Fertilize the plants when they first start flowering using a well-balanced fertilizer. Water the plant thoroughly to prevent nitrogen burn and help the roots to freely access the fertilizer.
Pinching the stem tips of younger plants will make them grow bushier and thicker. Deadheading spent flowers will extend the flowering season, until late autumn or early winter. These plants can bloom all through the season but they usually flower best in the cool temperatures of spring and fall. In slightly warmer climates, they will sometimes flower throughout the winter.

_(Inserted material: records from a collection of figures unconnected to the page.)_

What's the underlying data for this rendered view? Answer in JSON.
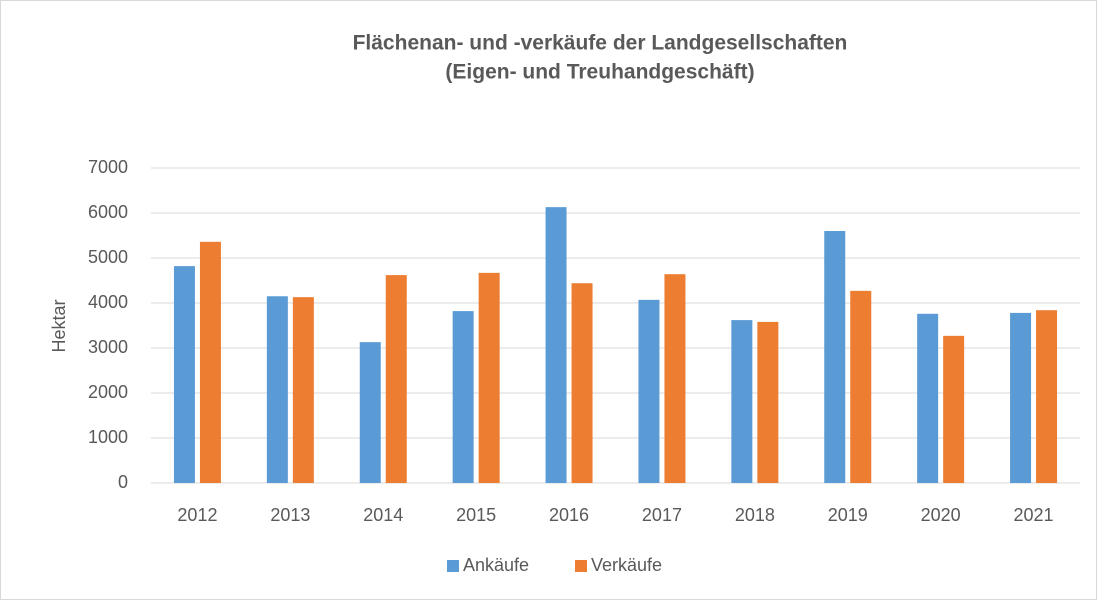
{
  "chart_data": {
    "type": "bar",
    "title": [
      "Flächenan- und -verkäufe der Landgesellschaften",
      "(Eigen- und Treuhandgeschäft)"
    ],
    "y_label": "Hektar",
    "categories": [
      "2012",
      "2013",
      "2014",
      "2015",
      "2016",
      "2017",
      "2018",
      "2019",
      "2020",
      "2021"
    ],
    "series": [
      {
        "name": "Ankäufe",
        "color": "#5b9bd5",
        "values": [
          4820,
          4150,
          3130,
          3820,
          6130,
          4070,
          3620,
          5600,
          3760,
          3780
        ]
      },
      {
        "name": "Verkäufe",
        "color": "#ed7d31",
        "values": [
          5360,
          4130,
          4620,
          4670,
          4440,
          4640,
          3580,
          4270,
          3270,
          3840
        ]
      }
    ],
    "ylim": [
      0,
      7000
    ],
    "yticks": [
      0,
      1000,
      2000,
      3000,
      4000,
      5000,
      6000,
      7000
    ],
    "grid": true,
    "legend": "bottom"
  }
}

They can be affected by ethylene gas so removing old flowers and growing them away from ripening fruits or vegetables will help them flower longer. When these plants grow in shady spots, they can get leggy, particularly with taller varieties who fall over when they get top-heavy. Protect the plants with supports that will prevent this.
Bacterial leaf spots first emerge as small translucent spots with a wide yellow edge that slowly enlarges and becomes angular or circular with a red center. It generally thrives in cool temperatures and can also infect and damage flowers. Remove infected plants and avoid wetting the leaves.
Botrytis causes a grey mold on leaves, stems, flowers, and buds. It usually thrives under cool and wet weather conditions. Remove infected foliage, don’t water the plants at night, and avoid wetting the plant when watering. The plants should have sufficient space between each other for air to circulate. Treat the plants with a suitable fungicide.
Powdery Mildew infects leaves particularly under humid conditions. The leaves develop a powdery white or grey surface and might start curling. Sufficient air circulation with proper plant spacing and pruning is necessary. Use a suitable fungicide to treat the plants.
Aphids spread diseases when they draw sap from leaves and deposit a sticky residue that attracts ants. They can be sprayed off or treated with insecticidal soap.
Cyclamen mites can damage the plants by attacking the foliage. They can reproduce rapidly in hot, arid weather and are difficult to detect. Plants and flowers will become stunted and distorted and the plants might not flower. Remove severely infected plants and don’t wet the foliage when watering. Treat the plants with a good insecticide.
Spider Mites suck the sap and remove chlorophyll and also inject toxins that create white spots on leaves and make foliage turn yellow, dry, and speckled. They reproduce fast and usually appear in arid conditions. Use insecticidal soap to eliminate them.